A Bodymind Approach to Healing Depression
Oct 29, 2015 11:23AM
By Alison Shaw
In July, Barbara Gosselin, PT, and Alison Shaw, NP, LMT, CEH, teamed up to open the Center for Body Mind Integration, in Lexington. Gosselin’s work includes craniosacral therapy, fascial mobilization and energy healing to help people with pain, while Shaw’s Bodymind Repatterning combines body centered counseling, integrative bodywork and energy medicine. Their aim is to practice and share their passion for these healing therapies and promote awareness in the community and medical system about the power of bodymind therapies in healing physical and emotional issues. Natural Awakenings Boston wanted to know how these methods can be used to treat depression, in particular.
Can you describe your approach to healing depression?
AS: We believe that health is a function of the free flow of energy on all levels of one’s being—physiological, emotional and on a soul level. I often find that, in people with depression, that flow has been hampered and energy has gotten stuck. Unresolved and unexpressed emotions are held by the body for years, creating patterns of stillness and contraction that affect someone for their whole lives. So I can help them through counseling, imagery, movement and hands on bodywork to find those places where that movement is stopped. We then work to help the natural flow of physical, emotional and mental energy find its own way back to balance and freedom.
So it doesn’t involve taking any herbs, supplements or medication?
AS: Not in my work, but I do believe strongly that there often is a chemical component to depression, such as a neurochemical imbalance that can be helped by anti-depressants or herbal support, Chinese medicine and nutrition. These supports are very useful in that process, unless they’re being used to solve an issue that really might be mind-body generated. The complement of the two can be very powerful, and sometimes people need the foundational chemical support to bring their chemistry back into balance before they can really get traction from the work I do with them. I also want to mention that food is one of the most powerful medications we put into our body each day. There’s a direct connection between nutrition and our endocrine and hormonal systems, which affect our emotional experiences, and food sensitivities can contribute to anxiety, depression and other mood disorders.
BG: I think we get into trouble as a society when doctors recommend only medication for depression without looking at other levels that may be involved. The risk is that this can cover up issues that need to be dealt with to really address the root of the depression.

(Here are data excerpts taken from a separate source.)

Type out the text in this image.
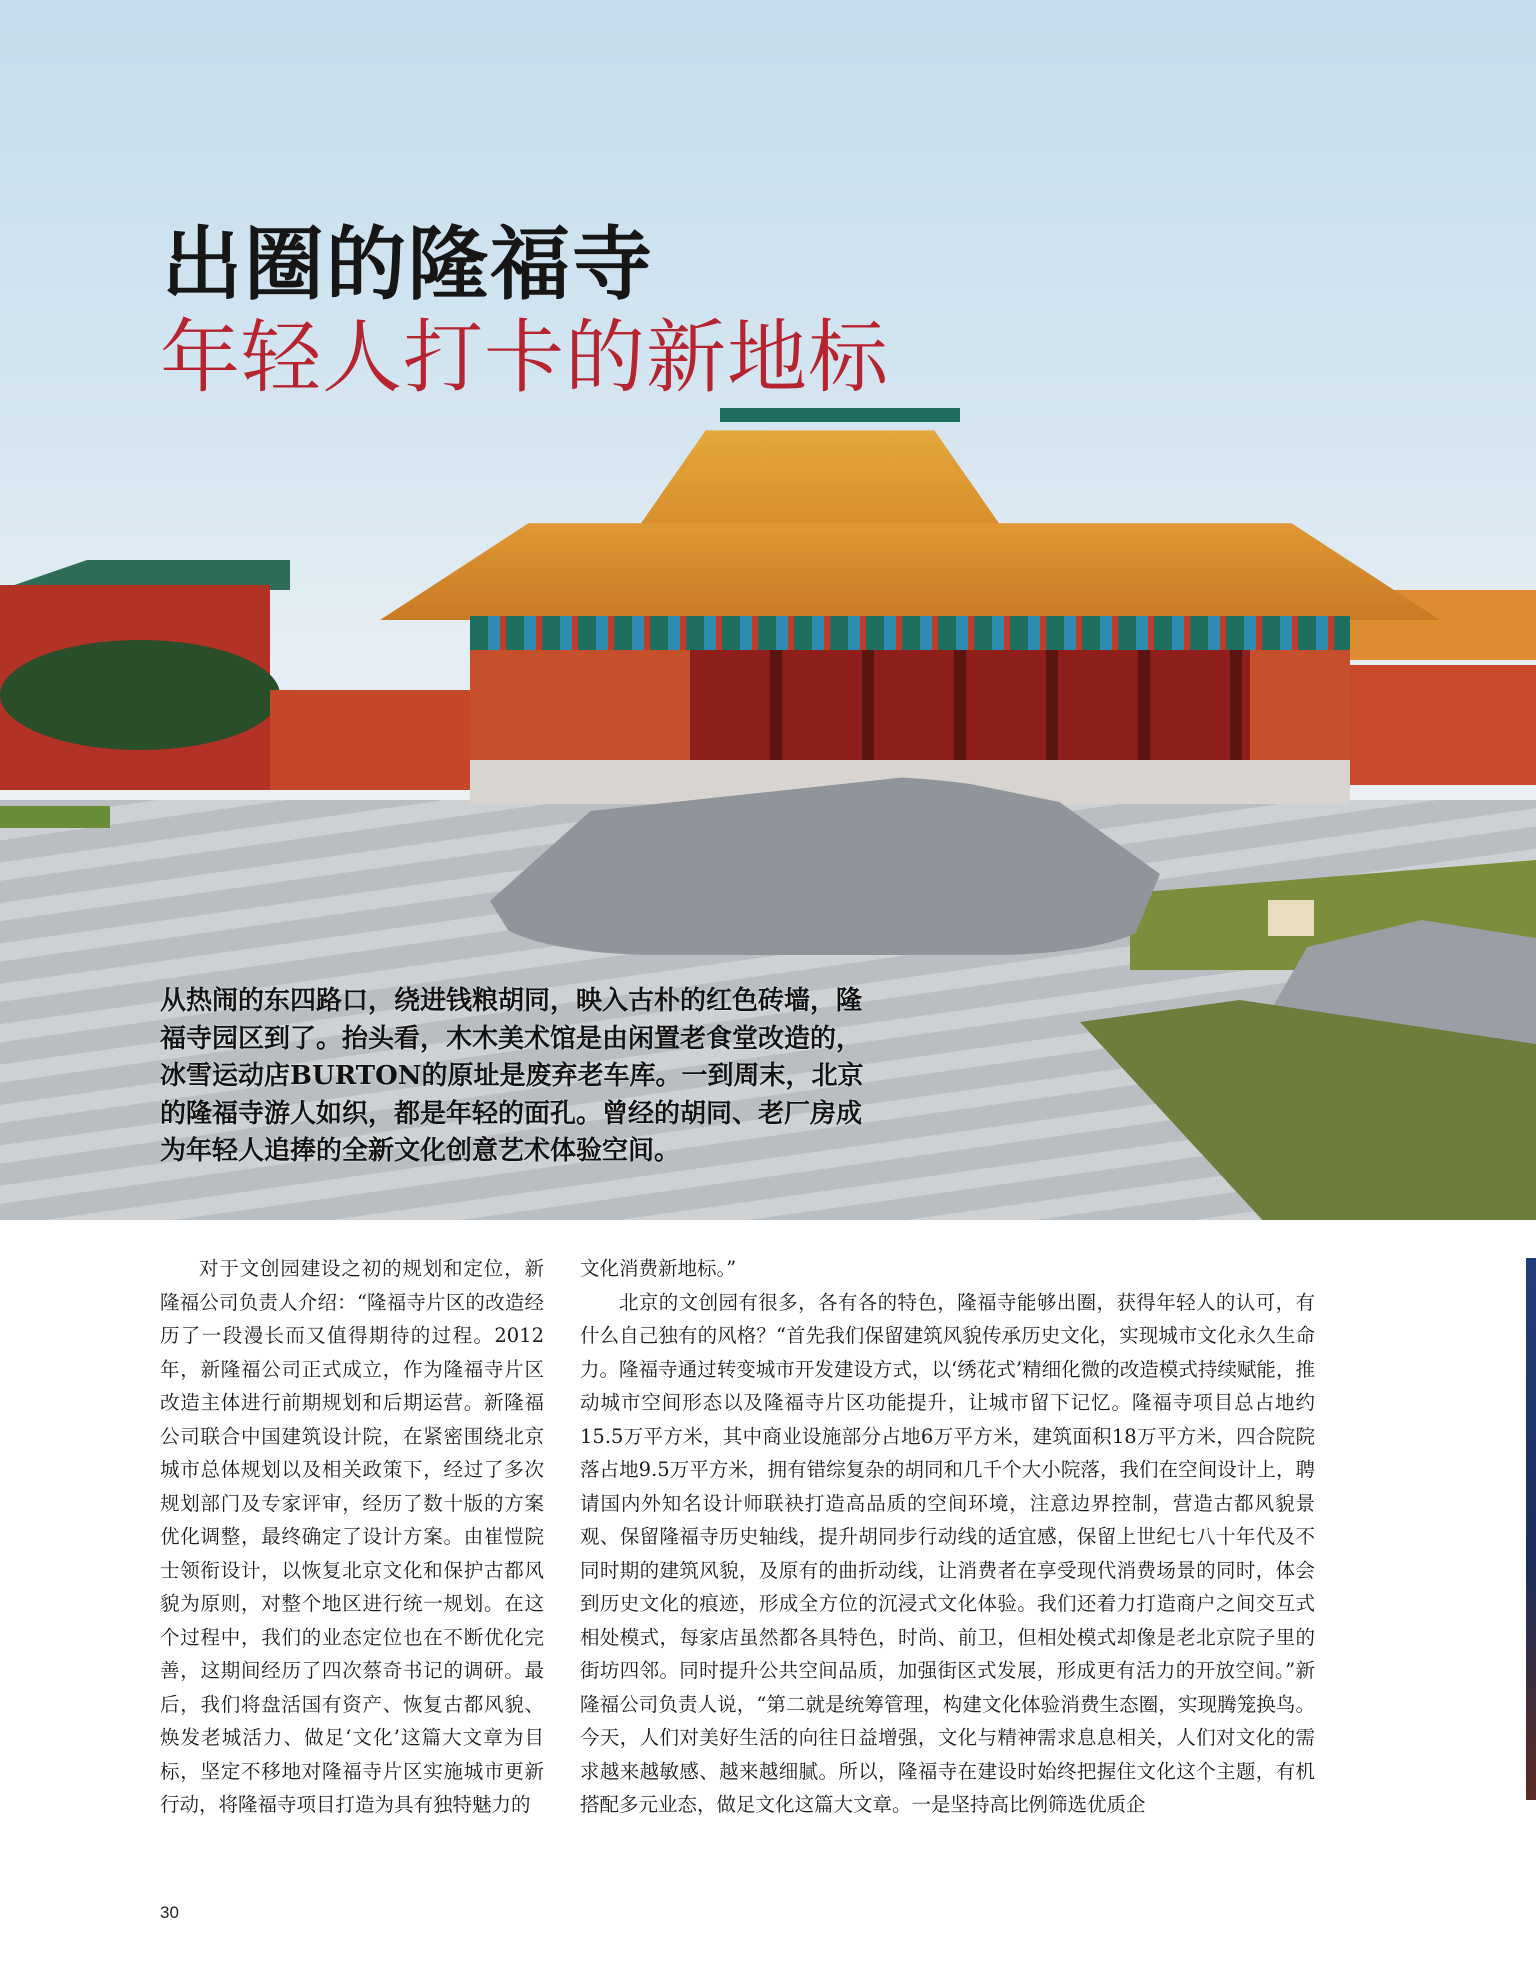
出圈的隆福寺
年轻人打卡的新地标

从热闹的东四路口，绕进钱粮胡同，映入古朴的红色砖墙，隆福寺园区到了。抬头看，木木美术馆是由闲置老食堂改造的，冰雪运动店BURTON的原址是废弃老车库。一到周末，北京的隆福寺游人如织，都是年轻的面孔。曾经的胡同、老厂房成为年轻人追捧的全新文化创意艺术体验空间。

对于文创园建设之初的规划和定位，新隆福公司负责人介绍：“隆福寺片区的改造经历了一段漫长而又值得期待的过程。2012年，新隆福公司正式成立，作为隆福寺片区改造主体进行前期规划和后期运营。新隆福公司联合中国建筑设计院，在紧密围绕北京城市总体规划以及相关政策下，经过了多次规划部门及专家评审，经历了数十版的方案优化调整，最终确定了设计方案。由崔愷院士领衔设计，以恢复北京文化和保护古都风貌为原则，对整个地区进行统一规划。在这个过程中，我们的业态定位也在不断优化完善，这期间经历了四次蔡奇书记的调研。最后，我们将盘活国有资产、恢复古都风貌、焕发老城活力、做足‘文化’这篇大文章为目标，坚定不移地对隆福寺片区实施城市更新行动，将隆福寺项目打造为具有独特魅力的

文化消费新地标。”

北京的文创园有很多，各有各的特色，隆福寺能够出圈，获得年轻人的认可，有什么自己独有的风格？“首先我们保留建筑风貌传承历史文化，实现城市文化永久生命力。隆福寺通过转变城市开发建设方式，以‘绣花式’精细化微的改造模式持续赋能，推动城市空间形态以及隆福寺片区功能提升，让城市留下记忆。隆福寺项目总占地约15.5万平方米，其中商业设施部分占地6万平方米，建筑面积18万平方米，四合院院落占地9.5万平方米，拥有错综复杂的胡同和几千个大小院落，我们在空间设计上，聘请国内外知名设计师联袂打造高品质的空间环境，注意边界控制，营造古都风貌景观、保留隆福寺历史轴线，提升胡同步行动线的适宜感，保留上世纪七八十年代及不同时期的建筑风貌，及原有的曲折动线，让消费者在享受现代消费场景的同时，体会到历史文化的痕迹，形成全方位的沉浸式文化体验。我们还着力打造商户之间交互式相处模式，每家店虽然都各具特色，时尚、前卫，但相处模式却像是老北京院子里的街坊四邻。同时提升公共空间品质，加强街区式发展，形成更有活力的开放空间。”新隆福公司负责人说，“第二就是统筹管理，构建文化体验消费生态圈，实现腾笼换鸟。今天，人们对美好生活的向往日益增强，文化与精神需求息息相关，人们对文化的需求越来越敏感、越来越细腻。所以，隆福寺在建设时始终把握住文化这个主题，有机搭配多元业态，做足文化这篇大文章。一是坚持高比例筛选优质企

30
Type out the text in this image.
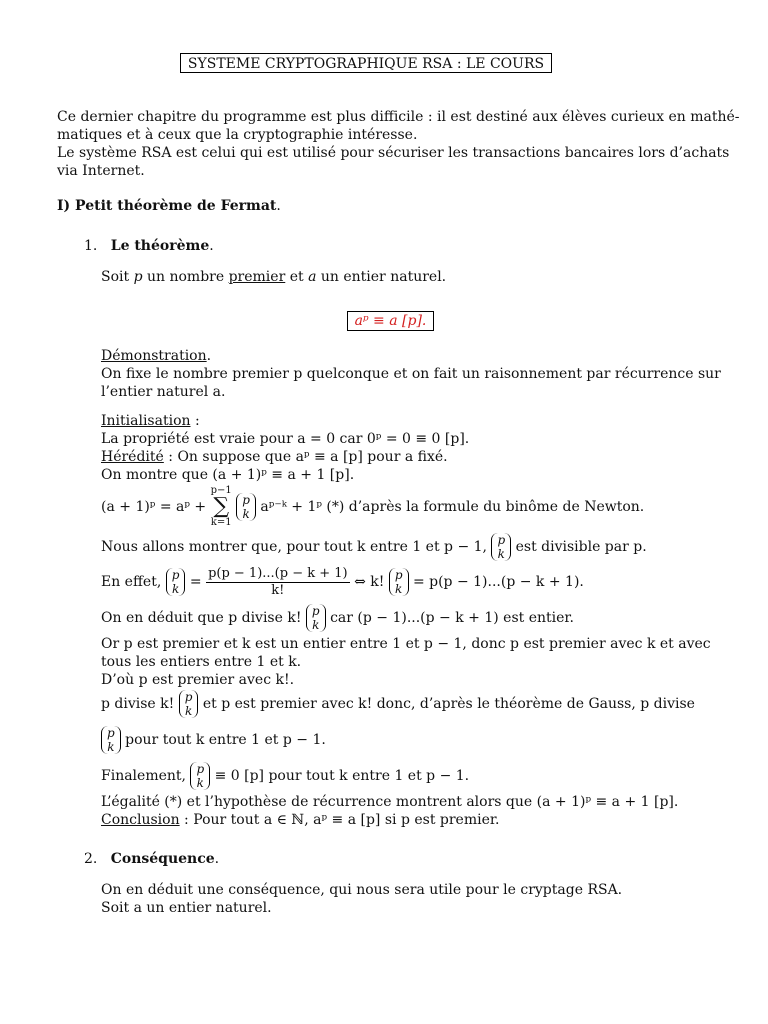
SYSTEME CRYPTOGRAPHIQUE RSA : LE COURS
Ce dernier chapitre du programme est plus difficile : il est destiné aux élèves curieux en mathé-
matiques et à ceux que la cryptographie intéresse.
Le système RSA est celui qui est utilisé pour sécuriser les transactions bancaires lors d’achats
via Internet.
I) Petit théorème de Fermat.
1. Le théorème.
Soit p un nombre premier et a un entier naturel.
aᵖ ≡ a [p].
Démonstration.
On fixe le nombre premier p quelconque et on fait un raisonnement par récurrence sur
l’entier naturel a.
Initialisation :
La propriété est vraie pour a = 0 car 0ᵖ = 0 ≡ 0 [p].
Hérédité : On suppose que aᵖ ≡ a [p] pour a fixé.
On montre que (a + 1)ᵖ ≡ a + 1 [p].
(a + 1)ᵖ = aᵖ +
p−1
∑
k=1

p
k aᵖ⁻ᵏ + 1ᵖ (*) d’après la formule du binôme de Newton.
Nous allons montrer que, pour tout k entre 1 et p − 1, p
k est divisible par p.
En effet, p
$k = \frac{p(p - 1)...(p - k + 1)}{k!}$ ⇔ k! p
k = p(p − 1)...(p − k + 1).
On en déduit que p divise k! p
k car (p − 1)...(p − k + 1) est entier.
Or p est premier et k est un entier entre 1 et p − 1, donc p est premier avec k et avec
tous les entiers entre 1 et k.
D’où p est premier avec k!.
p divise k! p
k et p est premier avec k! donc, d’après le théorème de Gauss, p divise
p
k pour tout k entre 1 et p − 1.
Finalement, p
k ≡ 0 [p] pour tout k entre 1 et p − 1.
L’égalité (*) et l’hypothèse de récurrence montrent alors que (a + 1)ᵖ ≡ a + 1 [p].
Conclusion : Pour tout a ∈ ℕ, aᵖ ≡ a [p] si p est premier.
2. Conséquence.
On en déduit une conséquence, qui nous sera utile pour le cryptage RSA.
Soit a un entier naturel.
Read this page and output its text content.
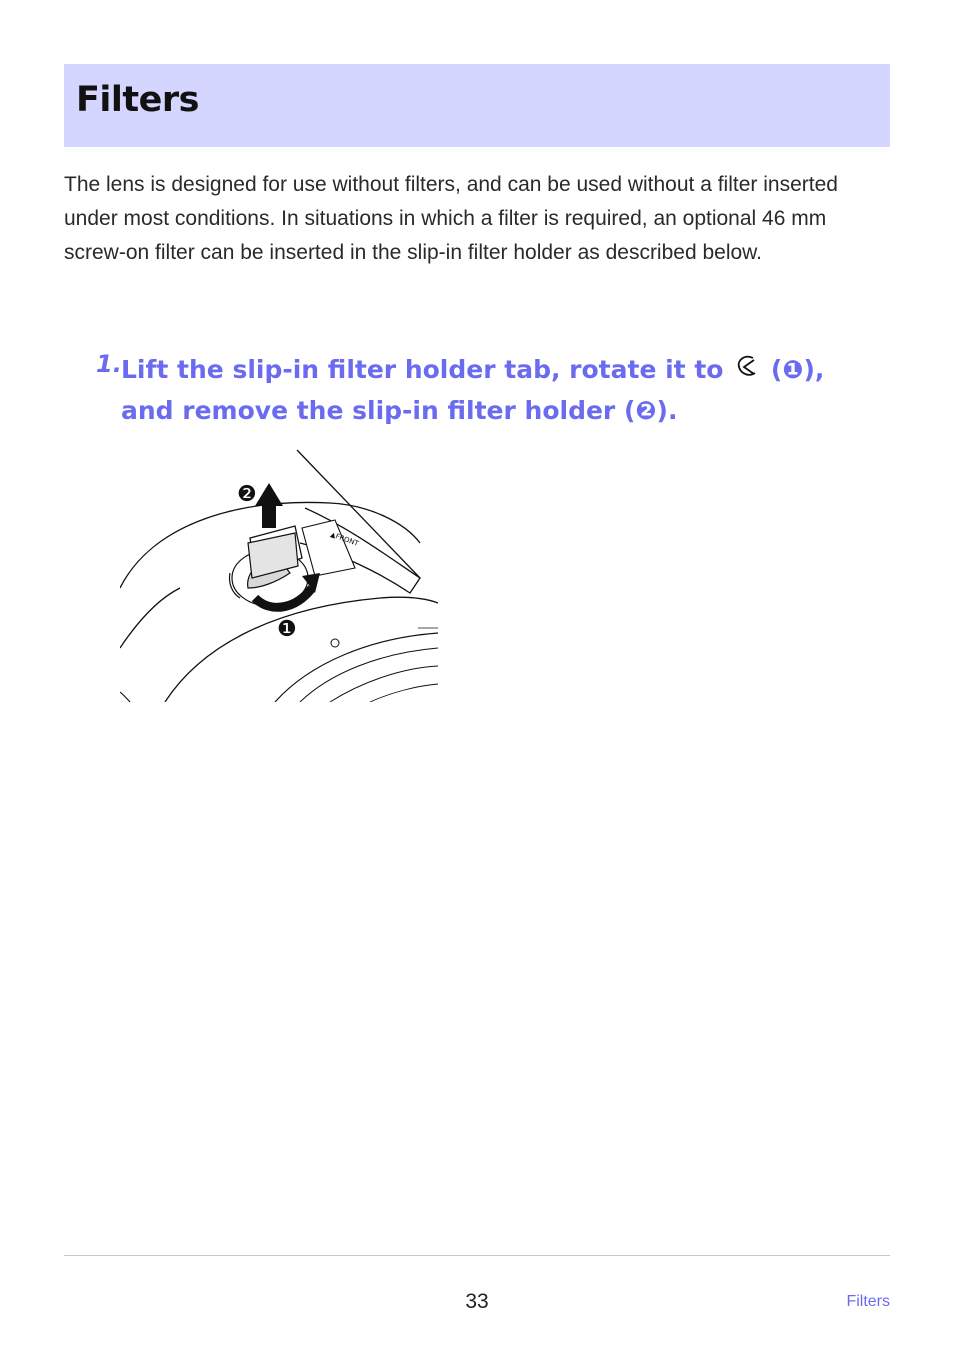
Filters

The lens is designed for use without filters, and can be used without a filter inserted under most conditions. In situations in which a filter is required, an optional 46 mm screw-on filter can be inserted in the slip-in filter holder as described below.

1. Lift the slip-in filter holder tab, rotate it to (❶), and remove the slip-in filter holder (❷).
▲FRONT
❷
❶
33	Filters
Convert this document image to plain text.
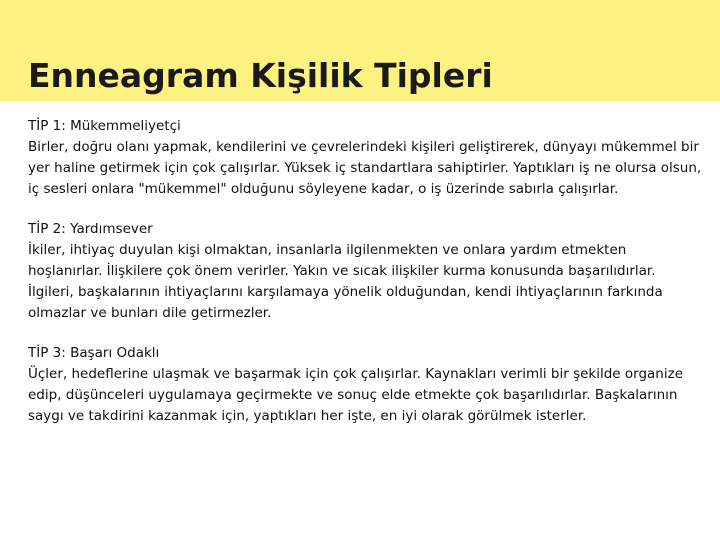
Enneagram Kişilik Tipleri

TİP 1: Mükemmeliyetçi

Birler, doğru olanı yapmak, kendilerini ve çevrelerindeki kişileri geliştirerek, dünyayı mükemmel bir yer haline getirmek için çok çalışırlar. Yüksek iç standartlara sahiptirler. Yaptıkları iş ne olursa olsun, iç sesleri onlara "mükemmel" olduğunu söyleyene kadar, o iş üzerinde sabırla çalışırlar.

TİP 2: Yardımsever

İkiler, ihtiyaç duyulan kişi olmaktan, insanlarla ilgilenmekten ve onlara yardım etmekten hoşlanırlar. İlişkilere çok önem verirler. Yakın ve sıcak ilişkiler kurma konusunda başarılıdırlar. İlgileri, başkalarının ihtiyaçlarını karşılamaya yönelik olduğundan, kendi ihtiyaçlarının farkında olmazlar ve bunları dile getirmezler.

TİP 3: Başarı Odaklı

Üçler, hedeflerine ulaşmak ve başarmak için çok çalışırlar. Kaynakları verimli bir şekilde organize edip, düşünceleri uygulamaya geçirmekte ve sonuç elde etmekte çok başarılıdırlar. Başkalarının saygı ve takdirini kazanmak için, yaptıkları her işte, en iyi olarak görülmek isterler.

What approach do you use in your work?
BG: Similar to Alison I look at the movement of energy through the movement of fascia, the connective tissue that runs throughout the body. I once heard a quote that said, “The opposite of depression isn’t happiness, it’s vitality,” and I thought that was powerful. It says that depression is not only an emotional experience, but also a physiological one, experienced as decreased vitality. When there is a lot of restriction in the fascia, it takes someone a lot of energy to move through that. I think the word depressed is accurate in that case, because they are literally being held down by these restrictions. Bodywork can restore vitality on the physical level by freeing up restrictions and allowing movement of energy in the tissues, which can help lift the depression.
you seen this happen in your clients?
BG: Yes. Even though most people come to me primarily for pain, they share that, as a result of the work, they feel more energy, or vitality, meaning less depression.
What about the role of traditional therapy in depression?
AS: We often work closely with psychotherapists to add the body-centered component to the work they’re doing with clients. Many of my clients are doing great work with a psychotherapist, and the way I work with them is not to replicate that but to ask how the depression feels in the body, both physically and symbolically, and have a conversation with it—a dialogue— to hear from the unconscious and deeper levels of the self and soul. Exploring the unconscious and the body are the pieces that can allow deeper issues to change and release in ways that talking alone cannot. Shifts in the body can lead to emotional shifts, as well as the other way around.